All of the above items relate to existing agencies, programs and regulations. But we are potentially looking at a seismic shift that can and will result in big changes on the ways decision makers in power address issues of poverty and inequality, including housing. Speaker Ryan, in particular, has led an effort to lay the policy framework for a way forward titled “A Better Way”. If you have not done so, you should visit his website: http://abetterway.speaker.gov/.
Major themes of this document and other discussions include:
- The primacy of a job as a path out of poverty
- Eliminating current policies that discourage work and institute new policies that reward individuals as they become employed
- Align housing and TANF programs for families that can work
- Increase opportunity with increased portability of housing assistance as families move to where the jobs are
- Empowering residents
- Accountability and evidence based programs
This will be the new vocabulary in housing policy for the next few years, and I believe represents opportunities for certain initiatives that tap into these strains of thought. As a wise man once told me, fellow party members, “Democrats bring money, Republicans bring demonstration programs”. And we definitely need to be open to new ways of doing things given the huge need with the admission that the status quo of programs is not perfect.

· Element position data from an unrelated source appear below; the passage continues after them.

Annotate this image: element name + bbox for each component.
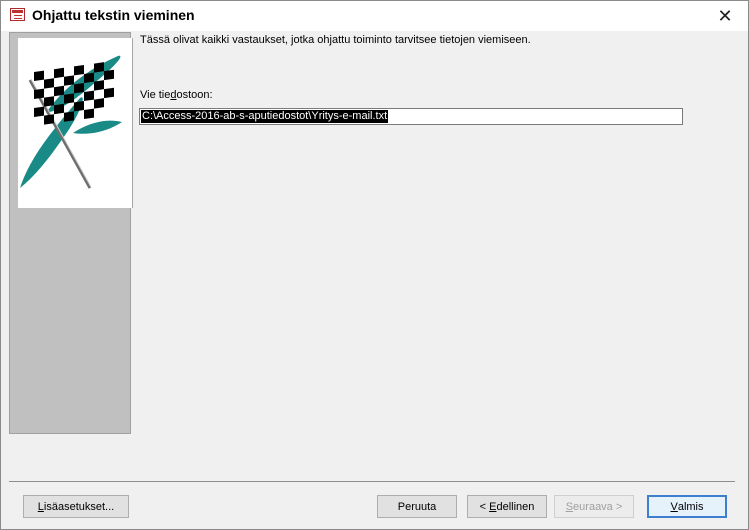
cancel-label: Peruuta bbox=[397, 500, 437, 513]
selected-path-text: C:\Access-2016-ab-s-aputiedostot\Yritys-… bbox=[141, 110, 389, 123]
finish-button[interactable]: Valmis bbox=[647, 495, 727, 518]
export-to-file-label: Vie tiedostoon: bbox=[140, 89, 213, 101]
export-file-path-input[interactable]: C:\Access-2016-ab-s-aputiedostot\Yritys-… bbox=[139, 108, 683, 125]
advanced-label: isäasetukset... bbox=[43, 500, 115, 513]
button-separator bbox=[9, 481, 735, 482]
back-prefix: < bbox=[479, 500, 490, 513]
next-accelerator: S bbox=[565, 500, 574, 513]
wizard-sidebar bbox=[9, 32, 133, 434]
close-icon: ✕ bbox=[717, 5, 733, 26]
label-text-start: Vie tie bbox=[140, 89, 171, 101]
intro-text: Tässä olivat kaikki vastaukset, jotka oh… bbox=[140, 34, 531, 46]
cancel-button[interactable]: Peruuta bbox=[377, 495, 457, 518]
next-button[interactable]: Seuraava > bbox=[554, 495, 634, 518]
back-label: dellinen bbox=[496, 500, 535, 513]
finish-label: almis bbox=[677, 500, 704, 513]
close-button[interactable]: ✕ bbox=[702, 1, 748, 31]
window-title: Ohjattu tekstin vieminen bbox=[32, 7, 195, 23]
checkered-flag-icon bbox=[20, 55, 122, 189]
export-wizard-window: Ohjattu tekstin vieminen ✕ Tässä olivat … bbox=[0, 0, 749, 530]
label-text-end: ostoon: bbox=[176, 89, 213, 101]
form-icon bbox=[10, 8, 25, 21]
next-label: euraava > bbox=[573, 500, 623, 513]
title-bar[interactable]: Ohjattu tekstin vieminen ✕ bbox=[1, 1, 748, 31]
advanced-button[interactable]: Lisäasetukset... bbox=[23, 495, 129, 518]
finish-accelerator: V bbox=[670, 500, 678, 513]
back-accelerator: E bbox=[489, 500, 497, 513]
checkered-flag-illustration bbox=[18, 38, 133, 208]
back-button[interactable]: < Edellinen bbox=[467, 495, 547, 518]
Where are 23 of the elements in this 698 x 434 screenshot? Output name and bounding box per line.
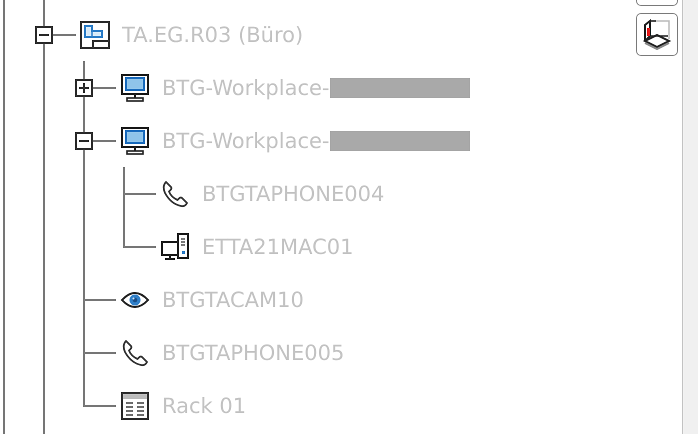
computer-icon (160, 232, 190, 262)
node-label[interactable]: BTGTAPHONE004 (202, 182, 384, 206)
monitor-icon (120, 72, 150, 102)
phone-icon (121, 338, 149, 366)
node-label[interactable]: ETTA21MAC01 (202, 234, 354, 258)
collapse-toggle[interactable] (35, 26, 53, 44)
phone-icon (161, 180, 189, 208)
node-label[interactable]: TA.EG.R03 (Büro) (122, 22, 304, 46)
plus-icon (79, 82, 89, 92)
node-label[interactable]: BTGTAPHONE005 (162, 340, 344, 364)
monitor-icon (120, 126, 150, 156)
node-label[interactable]: BTG-Workplace- (162, 76, 330, 100)
node-label[interactable]: BTGTACAM10 (162, 288, 304, 312)
floor-plan-icon (80, 20, 110, 48)
rack-icon (120, 390, 150, 420)
3d-view-button[interactable] (636, 13, 678, 56)
toolbar-button[interactable] (636, 0, 678, 6)
room-3d-icon (642, 18, 672, 50)
node-label[interactable]: BTG-Workplace- (162, 128, 330, 152)
expand-toggle[interactable] (75, 78, 93, 96)
collapse-toggle[interactable] (75, 132, 93, 150)
node-label[interactable]: Rack 01 (162, 394, 246, 418)
eye-icon (120, 290, 150, 310)
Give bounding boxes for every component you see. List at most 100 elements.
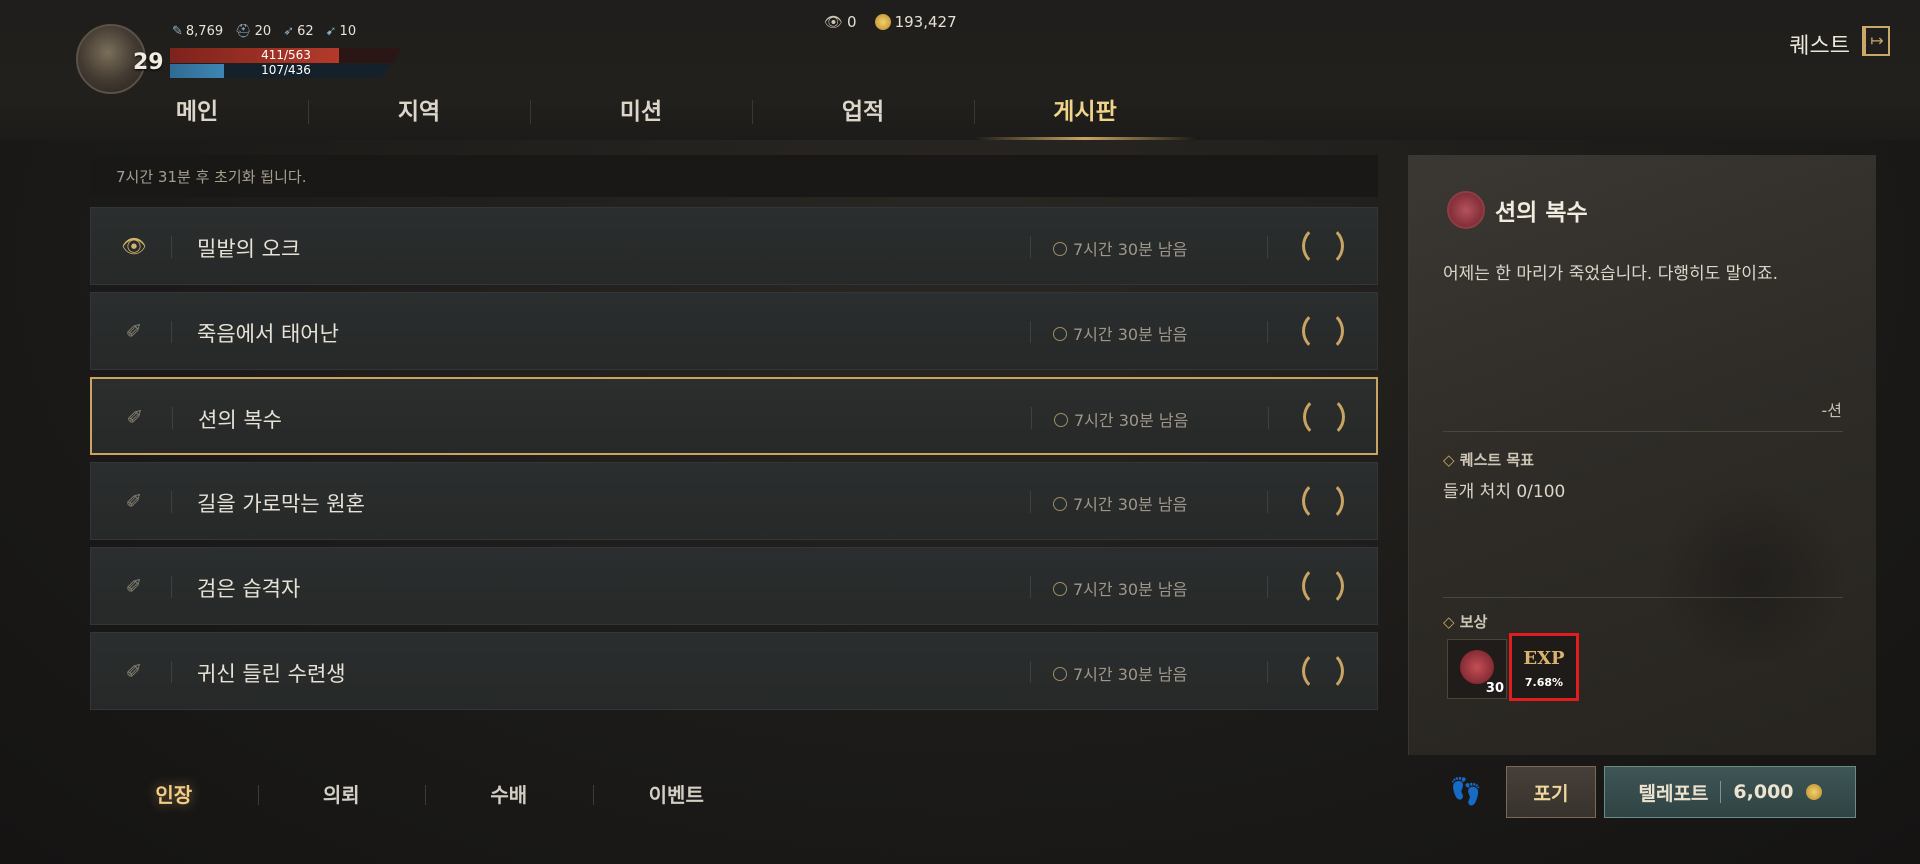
divider: [171, 321, 172, 343]
divider: [171, 576, 172, 598]
reward-count: 30: [1485, 681, 1504, 696]
seal-icon: [1460, 650, 1494, 684]
currency-bar: 👁 0 193,427: [824, 13, 957, 31]
gem-amount: 0: [847, 13, 857, 31]
reward-exp-percent: 7.68%: [1524, 676, 1564, 689]
stat-value: 8,769: [185, 24, 224, 39]
divider: [1030, 236, 1031, 258]
tab-seal[interactable]: 인장: [90, 775, 258, 815]
eye-gem-icon: 👁: [824, 13, 844, 31]
quest-name: 션의 복수: [198, 408, 282, 432]
footprints-icon[interactable]: 👣: [1446, 772, 1486, 812]
quest-time-text: 7시간 30분 남음: [1073, 325, 1188, 344]
wing-icon: ➶: [283, 24, 295, 39]
stat-other: ➹ 10: [326, 24, 356, 39]
clock-icon: [1053, 327, 1067, 341]
quest-time-text: 7시간 30분 남음: [1073, 495, 1188, 514]
clock-icon: [1054, 413, 1068, 427]
divider: [1267, 321, 1268, 343]
give-up-button[interactable]: 포기: [1506, 766, 1596, 818]
refresh-icon[interactable]: [1302, 650, 1344, 692]
tab-request[interactable]: 의뢰: [257, 775, 426, 815]
tab-event[interactable]: 이벤트: [592, 775, 761, 815]
hp-text: 411/563: [261, 48, 311, 62]
seal-icon: [1447, 191, 1485, 229]
tab-region[interactable]: 지역: [308, 92, 530, 142]
feather-icon: ✎: [172, 24, 183, 39]
exp-icon: EXP: [1523, 648, 1565, 669]
refresh-icon[interactable]: [1303, 396, 1345, 438]
quest-time: 7시간 30분 남음: [1053, 491, 1187, 515]
quest-row[interactable]: ✐ 죽음에서 태어난 7시간 30분 남음: [90, 292, 1378, 370]
reward-seal-item[interactable]: 30: [1447, 639, 1507, 699]
divider: [171, 236, 172, 258]
tab-wanted[interactable]: 수배: [425, 775, 593, 815]
quest-row[interactable]: ✐ 길을 가로막는 원혼 7시간 30분 남음: [90, 462, 1378, 540]
clock-icon: [1053, 497, 1067, 511]
divider: [1443, 431, 1843, 432]
refresh-icon[interactable]: [1302, 565, 1344, 607]
category-tabs: 인장 의뢰 수배 이벤트: [90, 775, 760, 815]
quest-name: 밀밭의 오크: [197, 237, 301, 261]
divider: [1030, 321, 1031, 343]
stat-power: ✎ 8,769: [172, 24, 223, 39]
gold-amount: 193,427: [894, 13, 957, 31]
player-stats: ✎ 8,769 ⛑ 20 ➶ 62 ➹ 10: [172, 24, 356, 39]
quest-row[interactable]: 👁 밀밭의 오크 7시간 30분 남음: [90, 207, 1378, 285]
gold-coin-icon: [1805, 784, 1822, 800]
gem-currency[interactable]: 👁 0: [824, 13, 857, 31]
stat-defense: ⛑ 20: [235, 24, 271, 39]
quest-row-selected[interactable]: ✐ 션의 복수 7시간 30분 남음: [90, 377, 1378, 455]
quest-time: 7시간 30분 남음: [1054, 407, 1188, 431]
tab-achievement[interactable]: 업적: [752, 92, 974, 142]
eye-slash-icon: ✐: [126, 405, 144, 429]
eye-slash-icon: ✐: [125, 574, 143, 598]
mp-bar: 107/436: [170, 64, 392, 78]
player-level: 29: [133, 50, 164, 75]
eye-slash-icon: ✐: [125, 319, 143, 343]
gold-currency[interactable]: 193,427: [874, 13, 957, 31]
refresh-icon[interactable]: [1302, 480, 1344, 522]
mp-text: 107/436: [261, 63, 311, 77]
reward-heading: 보상: [1443, 611, 1488, 632]
refresh-icon[interactable]: [1302, 310, 1344, 352]
reward-exp-item[interactable]: EXP 7.68%: [1509, 633, 1579, 701]
quest-time: 7시간 30분 남음: [1053, 321, 1187, 345]
quest-row[interactable]: ✐ 검은 습격자 7시간 30분 남음: [90, 547, 1378, 625]
reset-notice: 7시간 31분 후 초기화 됩니다.: [90, 155, 1378, 197]
stat-value: 20: [254, 24, 272, 39]
divider: [172, 407, 173, 429]
resource-bars: 411/563 107/436: [170, 48, 402, 78]
exit-icon[interactable]: ↦: [1862, 26, 1890, 56]
divider: [1030, 576, 1031, 598]
divider: [1030, 661, 1031, 683]
divider: [1267, 236, 1268, 258]
quest-row[interactable]: ✐ 귀신 들린 수련생 7시간 30분 남음: [90, 632, 1378, 710]
teleport-label: 텔레포트: [1638, 782, 1709, 805]
divider: [1720, 781, 1722, 803]
quest-name: 길을 가로막는 원혼: [197, 492, 365, 516]
eye-icon: 👁: [121, 234, 147, 258]
tab-main[interactable]: 메인: [86, 92, 308, 142]
divider: [1267, 491, 1268, 513]
quest-time-text: 7시간 30분 남음: [1073, 240, 1188, 259]
bird-icon: ➹: [325, 24, 337, 39]
tab-mission[interactable]: 미션: [530, 92, 752, 142]
objective-heading: 퀘스트 목표: [1443, 449, 1534, 470]
stat-speed: ➶ 62: [283, 24, 313, 39]
divider: [1267, 661, 1268, 683]
main-tabs: 메인 지역 미션 업적 게시판: [86, 92, 1196, 142]
wolf-illustration: [1647, 473, 1857, 663]
teleport-button[interactable]: 텔레포트 6,000: [1604, 766, 1856, 818]
tab-board[interactable]: 게시판: [974, 92, 1196, 142]
clock-icon: [1053, 582, 1067, 596]
quest-time-text: 7시간 30분 남음: [1073, 665, 1188, 684]
quest-time-text: 7시간 30분 남음: [1073, 580, 1188, 599]
detail-title: 션의 복수: [1495, 200, 1588, 226]
refresh-icon[interactable]: [1302, 225, 1344, 267]
hp-bar: 411/563: [170, 48, 402, 63]
divider: [1031, 407, 1032, 429]
clock-icon: [1053, 242, 1067, 256]
gold-coin-icon: [874, 14, 891, 30]
eye-slash-icon: ✐: [125, 489, 143, 513]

Another phrase we must add to our vocabulary is “housing as infrastructure” as we try to correctly position our housing stock as a critical part of America’s infrastructure. Housing rehabilitation and reconstruction is job-creating activity that fits well with the reconstruction of our bridges and roads.
There are many smarter than me on these issues. I am not a Washington lobbyist but run a small nonprofit in Columbus, Ohio. As is elsewhere discussed within the email blast, OCCH had the best year in our 27- year history in terms of funds raised and invested and other mission-related activities including lending through Ohio Capital Finance Corporation, property management and supportive services through Community Properties of Ohio, and philanthropy through Ohio Capital impact Corporation.
Thanks to our many partners who, whether they know it or not, are also members of the Party of Affordable Housing. And with our Party, the real works starts after each election.
Looking forward to working with you in 2017!!!